Diocese remains under scrutiny
To the editor:
The Ohio Attorney General’s office in August asked the Jefferson County Prosecutor’s Office to investigate the possible criminal action against a former Diocese of Steubenville employee. The prosecutor’s office also was asked by the Ohio Attorney General’s office to investigate the finances for the Holy Name Cathedral renovation project.
In the Feb. 7 edition of the Herald-Star, it was stated that authorities still haven’t decided if the former Diocese of Steubenville employee who allegedly used several million dollars in employee payroll taxes to pay other bills will face criminal charges. Jefferson County Prosecutor Jane Hanlin said that the allegations “remain under investigation.”
Where does the local prosecutor’s office stand on the investigation of the finances for the cathedral renovation project that the Ohio Attorney General’s office asked them to investigate? Are those finances still under investigation, too?
Bishop Jeffrey Monforton said that the misappropriation of diocese finances, allegedly by one former employee, had a “direct effect” on renovations to Holy Name Cathedral. Was the money obtained for the cathedral project misappropriated also and not just the payroll tax? Could $2.05 million plus interest, plus undisclosed contributions plus interest since Jan. 1, 2014, in unaccounted- for money designated for the cathedral renovation project be included in the misappropriation?

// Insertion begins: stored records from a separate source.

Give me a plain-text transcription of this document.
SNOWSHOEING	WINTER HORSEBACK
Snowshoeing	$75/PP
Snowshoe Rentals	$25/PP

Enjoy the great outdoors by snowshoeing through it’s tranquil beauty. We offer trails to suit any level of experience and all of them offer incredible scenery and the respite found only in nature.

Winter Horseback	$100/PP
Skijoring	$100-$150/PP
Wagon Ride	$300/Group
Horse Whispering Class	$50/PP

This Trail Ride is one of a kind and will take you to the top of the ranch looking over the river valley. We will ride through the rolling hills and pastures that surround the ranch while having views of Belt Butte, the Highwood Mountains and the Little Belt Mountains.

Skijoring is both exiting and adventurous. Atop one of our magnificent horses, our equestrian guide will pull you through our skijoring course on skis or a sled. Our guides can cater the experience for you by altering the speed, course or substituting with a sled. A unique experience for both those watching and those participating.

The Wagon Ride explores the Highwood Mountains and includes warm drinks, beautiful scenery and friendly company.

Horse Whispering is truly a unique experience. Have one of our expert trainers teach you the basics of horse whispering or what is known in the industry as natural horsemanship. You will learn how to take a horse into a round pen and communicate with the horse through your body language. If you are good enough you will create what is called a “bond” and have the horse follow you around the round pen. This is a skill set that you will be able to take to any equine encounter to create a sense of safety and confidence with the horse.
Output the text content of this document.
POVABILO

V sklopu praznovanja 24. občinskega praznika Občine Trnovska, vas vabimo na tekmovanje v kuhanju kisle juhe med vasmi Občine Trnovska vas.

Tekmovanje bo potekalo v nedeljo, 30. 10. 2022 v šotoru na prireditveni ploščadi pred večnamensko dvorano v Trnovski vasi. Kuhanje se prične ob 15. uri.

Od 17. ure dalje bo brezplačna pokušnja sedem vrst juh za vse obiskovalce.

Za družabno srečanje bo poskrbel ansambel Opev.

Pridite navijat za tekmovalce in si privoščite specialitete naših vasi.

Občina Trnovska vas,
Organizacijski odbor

Monforton said in the Feb. 7 article that he hopes the cathedral renovations will resume, “but I’m also hesitant. It can’t be a financial burden, an albatross, to the diocese.” With all due respect, bishop, it already has become a financial disaster, albatross and embarrassment under your leadership, at the very least. You told your members in 2013 that the renovation project would cost $5 million, and you had $3.75 million at that time. In June 2014 you said the project would be completed within 18 to 24 months. Because of the delays, that project would now cost $15 million based on your budget projections during the past years.
None of the missing money ended up in any private bank accounts, said Dino Orsatti, diocese communications director. If the money did not go into someone’s personal account, where did it go? If no one benefited directly, to what account(s) was the money directed? What benefit, other than the diocese appearing to operate within its budget each year, was there if no one benefited personally? Did this one former employee make decisions on how much and where the money would go on his own for 14 years just so the diocese looked fiscally sound and no one else knew? Hopefully, once the prosecutor’s office completes its investigations, we will have answers to these and other questions.
(Editor’s note: The writer is a former resident of Toronto and a 1965 graduate of Catholic Central High School.)